Il est peut-être indiqué d'attirer l'attention de Son Honneur, bien que je présume qu'il est déjà au courant de la chose, sur deux cas qui se sont produits à la Chambre des communes en 2001, alors que, comme vous vous en souviendrez, c'était un gouvernement différent qui dirigeait le pays.

Le premier de ces cas portait sur une séance d'information aux médias à l'égard d'une mesure d'une bien moins grande importance constitutionnelle que le projet de loi dont nous discutons ici, c'est-à-dire des modifications au Code criminel. Cette séance d'information a été offerte aux médias avant que les parlementaires aient la chance d'assister à une séance similaire, et le Président avait alors jugé qu'il y avait eu outrage.

Dans son rapport sur cette affaire, son 14e rapport pour cette session-là, le Comité permanent de la procédure et des affaires de la Chambre a dit — et je crois que cela vaut la peine de citer le rapport, car j'estime que les principes dont il traite s'appliquent parfaitement dans le cas présent :

Le fait d'organiser une séance d'information pour les médias à l'exclusion des députés au sujet d'un projet de loi qui n'a pas encore été déposé à la Chambre...

Ici, nous parlerions du Sénat, bien entendu...
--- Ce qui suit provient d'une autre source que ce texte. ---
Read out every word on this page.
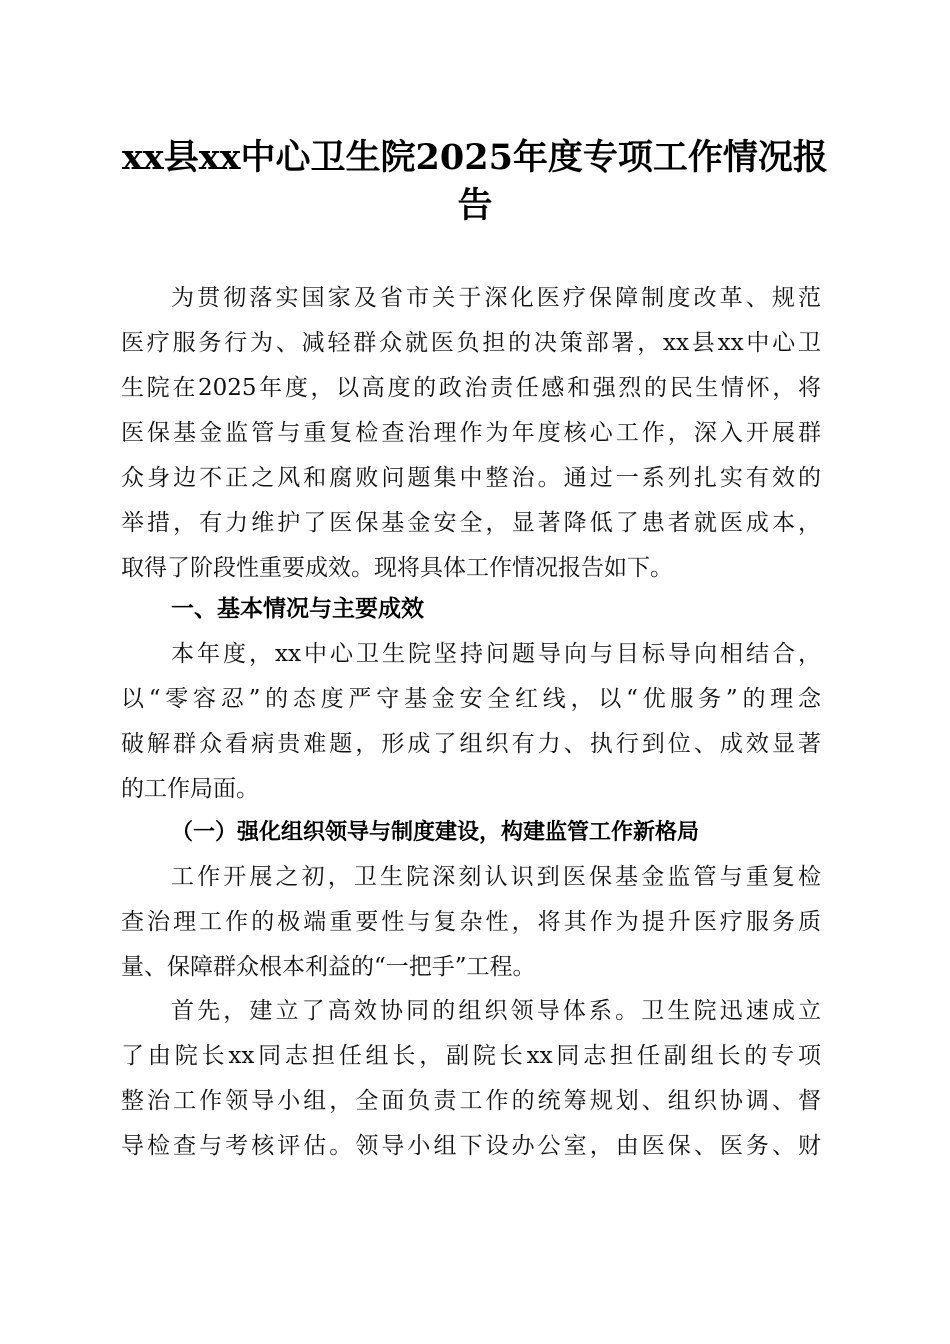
xx县xx中心卫生院2025年度专项工作情况报
告
为贯彻落实国家及省市关于深化医疗保障制度改革、规范
医疗服务行为、减轻群众就医负担的决策部署，xx县xx中心卫
生院在2025年度，以高度的政治责任感和强烈的民生情怀，将
医保基金监管与重复检查治理作为年度核心工作，深入开展群
众身边不正之风和腐败问题集中整治。通过一系列扎实有效的
举措，有力维护了医保基金安全，显著降低了患者就医成本，
取得了阶段性重要成效。现将具体工作情况报告如下。
一、基本情况与主要成效
本年度，xx中心卫生院坚持问题导向与目标导向相结合，
以“零容忍”的态度严守基金安全红线，以“优服务”的理念
破解群众看病贵难题，形成了组织有力、执行到位、成效显著
的工作局面。
（一）强化组织领导与制度建设，构建监管工作新格局
工作开展之初，卫生院深刻认识到医保基金监管与重复检
查治理工作的极端重要性与复杂性，将其作为提升医疗服务质
量、保障群众根本利益的“一把手”工程。
首先，建立了高效协同的组织领导体系。卫生院迅速成立
了由院长xx同志担任组长，副院长xx同志担任副组长的专项
整治工作领导小组，全面负责工作的统筹规划、组织协调、督
导检查与考核评估。领导小组下设办公室，由医保、医务、财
... mine la prééminence de la Chambre des communes en matière législative et le droit de la Chambre à être informée en premier. Une telle pratique désavantage les députés et constitue une entrave à l'exercice de leurs fonctions parlementaires. Dans toutes ces circonstances, le Comité en vient à la conclusion inéluctable que les privilèges de la Chambre et de ses membres ont été violés dans ce cas.

Plus tard cette année-là, il y a eu plusieurs fuites dans les médias sur ce qui allait devenir le projet de loi antiterrorisme avant que les députés aient pu recevoir de l'information sur ce projet de loi. Encore une fois, le Président, autant que je me souvienne, avait jugé qu'il y avait eu violation des privilèges.
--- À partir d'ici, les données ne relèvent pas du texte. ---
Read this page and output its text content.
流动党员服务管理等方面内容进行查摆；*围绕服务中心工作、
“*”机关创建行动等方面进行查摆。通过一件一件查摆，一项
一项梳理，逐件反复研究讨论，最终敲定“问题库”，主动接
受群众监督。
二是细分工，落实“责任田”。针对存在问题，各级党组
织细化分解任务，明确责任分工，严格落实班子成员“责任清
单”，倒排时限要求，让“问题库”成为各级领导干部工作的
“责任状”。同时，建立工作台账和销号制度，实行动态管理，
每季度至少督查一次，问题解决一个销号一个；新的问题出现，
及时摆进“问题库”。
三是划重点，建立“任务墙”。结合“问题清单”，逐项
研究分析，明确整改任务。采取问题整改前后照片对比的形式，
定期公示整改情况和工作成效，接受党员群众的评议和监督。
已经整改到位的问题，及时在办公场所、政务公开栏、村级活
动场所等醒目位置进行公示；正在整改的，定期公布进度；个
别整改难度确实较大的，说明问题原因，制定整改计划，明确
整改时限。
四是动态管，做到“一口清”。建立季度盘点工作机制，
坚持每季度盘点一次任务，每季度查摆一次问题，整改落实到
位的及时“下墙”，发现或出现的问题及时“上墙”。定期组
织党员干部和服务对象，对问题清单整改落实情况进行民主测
Dans ce cas-ci, Votre Honneur, il s'agit d'une modification constitutionnelle qui n'est pas exactement la même que celle dont nous avons été saisis au cours d'une législature précédente. Comme nous l'avons appris d'un porte-parole officiel du gouvernement au cours de cette conférence de presse — à savoir le sénateur Rivard, qui n'a pas été contredit par des ministres —, cette modification est différente, en ce sens qu'elle s'appliquerait rétroactivement aux sénateurs qui ont été nommés depuis les dernières élections générales.

Le fait que le sénateur Rivard s'exprimait au nom du gouvernement, même s'il n'en fait pas partie — c'est-à-dire qu'il n'est pas ministre — laisse croire qu'au moins un sénateur — et il y en aurait d'autres, si l'on se fie à la rumeur — a bénéficié d'une séance d'information sur ce projet de loi qui n'a pas été donnée à tous les sénateurs. À mon avis, cela aggrave l'atteinte au privilège parlementaire.
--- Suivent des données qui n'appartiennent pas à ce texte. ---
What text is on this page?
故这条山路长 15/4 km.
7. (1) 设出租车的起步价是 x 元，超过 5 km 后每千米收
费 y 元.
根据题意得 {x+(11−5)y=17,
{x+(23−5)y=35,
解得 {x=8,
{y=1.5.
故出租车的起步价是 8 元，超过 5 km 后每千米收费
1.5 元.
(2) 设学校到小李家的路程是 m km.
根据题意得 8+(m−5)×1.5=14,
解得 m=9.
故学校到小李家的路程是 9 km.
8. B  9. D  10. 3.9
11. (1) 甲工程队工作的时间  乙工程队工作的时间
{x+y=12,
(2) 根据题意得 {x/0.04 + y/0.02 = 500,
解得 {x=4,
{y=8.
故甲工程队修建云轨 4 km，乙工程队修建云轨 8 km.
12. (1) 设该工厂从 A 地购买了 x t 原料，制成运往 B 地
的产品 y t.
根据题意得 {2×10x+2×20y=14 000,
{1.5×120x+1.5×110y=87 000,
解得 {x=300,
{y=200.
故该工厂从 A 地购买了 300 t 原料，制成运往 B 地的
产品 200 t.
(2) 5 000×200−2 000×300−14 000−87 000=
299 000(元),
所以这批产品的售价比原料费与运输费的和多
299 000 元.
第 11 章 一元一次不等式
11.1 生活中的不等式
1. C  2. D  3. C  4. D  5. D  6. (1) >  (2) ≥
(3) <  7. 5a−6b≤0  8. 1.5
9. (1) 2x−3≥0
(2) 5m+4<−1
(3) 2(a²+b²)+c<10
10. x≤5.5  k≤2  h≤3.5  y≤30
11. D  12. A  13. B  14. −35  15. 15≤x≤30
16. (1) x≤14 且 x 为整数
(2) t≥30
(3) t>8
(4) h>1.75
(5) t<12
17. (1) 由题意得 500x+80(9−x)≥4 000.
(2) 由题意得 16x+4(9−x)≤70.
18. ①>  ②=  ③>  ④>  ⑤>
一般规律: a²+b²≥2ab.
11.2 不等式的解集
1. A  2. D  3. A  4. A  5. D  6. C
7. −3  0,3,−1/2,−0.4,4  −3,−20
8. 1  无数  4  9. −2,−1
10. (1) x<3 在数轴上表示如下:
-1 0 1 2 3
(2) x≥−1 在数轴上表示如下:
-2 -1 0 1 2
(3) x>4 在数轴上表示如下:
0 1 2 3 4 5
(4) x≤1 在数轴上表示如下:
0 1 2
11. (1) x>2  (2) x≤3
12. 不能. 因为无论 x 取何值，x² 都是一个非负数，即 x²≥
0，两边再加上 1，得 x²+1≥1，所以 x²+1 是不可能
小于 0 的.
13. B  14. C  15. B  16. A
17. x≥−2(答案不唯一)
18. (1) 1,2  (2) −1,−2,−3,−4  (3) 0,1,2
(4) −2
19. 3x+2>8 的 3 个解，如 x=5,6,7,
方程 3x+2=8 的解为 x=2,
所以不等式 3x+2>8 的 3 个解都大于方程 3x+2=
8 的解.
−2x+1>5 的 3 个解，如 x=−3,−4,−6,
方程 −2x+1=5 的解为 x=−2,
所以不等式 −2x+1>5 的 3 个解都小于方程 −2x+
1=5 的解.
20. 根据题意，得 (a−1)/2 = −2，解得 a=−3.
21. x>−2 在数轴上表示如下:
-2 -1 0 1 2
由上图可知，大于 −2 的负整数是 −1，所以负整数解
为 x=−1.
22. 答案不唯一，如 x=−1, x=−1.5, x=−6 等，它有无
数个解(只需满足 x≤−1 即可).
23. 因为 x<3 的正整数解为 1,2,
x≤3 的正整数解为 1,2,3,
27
Honorables sénateurs, c'est une question importante. Il importe de veiller au respect de tous les droits et privilèges des sénateurs, et j'exhorte Son Honneur à convenir, après avoir étudié la question, qu'il y a eu atteinte à nos privilèges.

L'honorable Terry Stratton : J'aimerais que Son Honneur examine ce qui a été dit lors de cette soi-disant conférence de presse parce que, comme le sénateur d'en face l'a mentionné, c'est le sénateur Rivard qui s'est exprimé au nom du gouvernement. A-t-il vraiment parlé au nom du gouvernement, ou à titre individuel, en se servant du guide électoral du Parti conservateur?

Votre Honneur, vous devez absolument éclaircir ce point avant de pouvoir conclure qu'il y a eu outrage au Parlement, ou atteinte aux privilèges parlementaires.

Le sénateur Fraser : Votre Honneur, je vous signale à ce sujet que, comme nous l'a dit ma collègue, madame le sénateur Tardif, l'avis aux médias au sujet de la conférence de presse mentionnait que l'annonce serait faite par l'honorable Steven Fletcher, par madame le sénateur Marjory LeBreton et par le sénateur Michel Rivard. Je pense que nous pouvons conclure que celui-ci s'est exprimé au nom du gouvernement à cette occasion.

Son Honneur le Président : Je remercie les sénateurs d'avoir soulevé cette question et de m'avoir donné leur avis, dont je vais tenir compte. Une décision sera rendue quant à la question de savoir si, selon le Président, la question de privilège paraît fondée à première vue.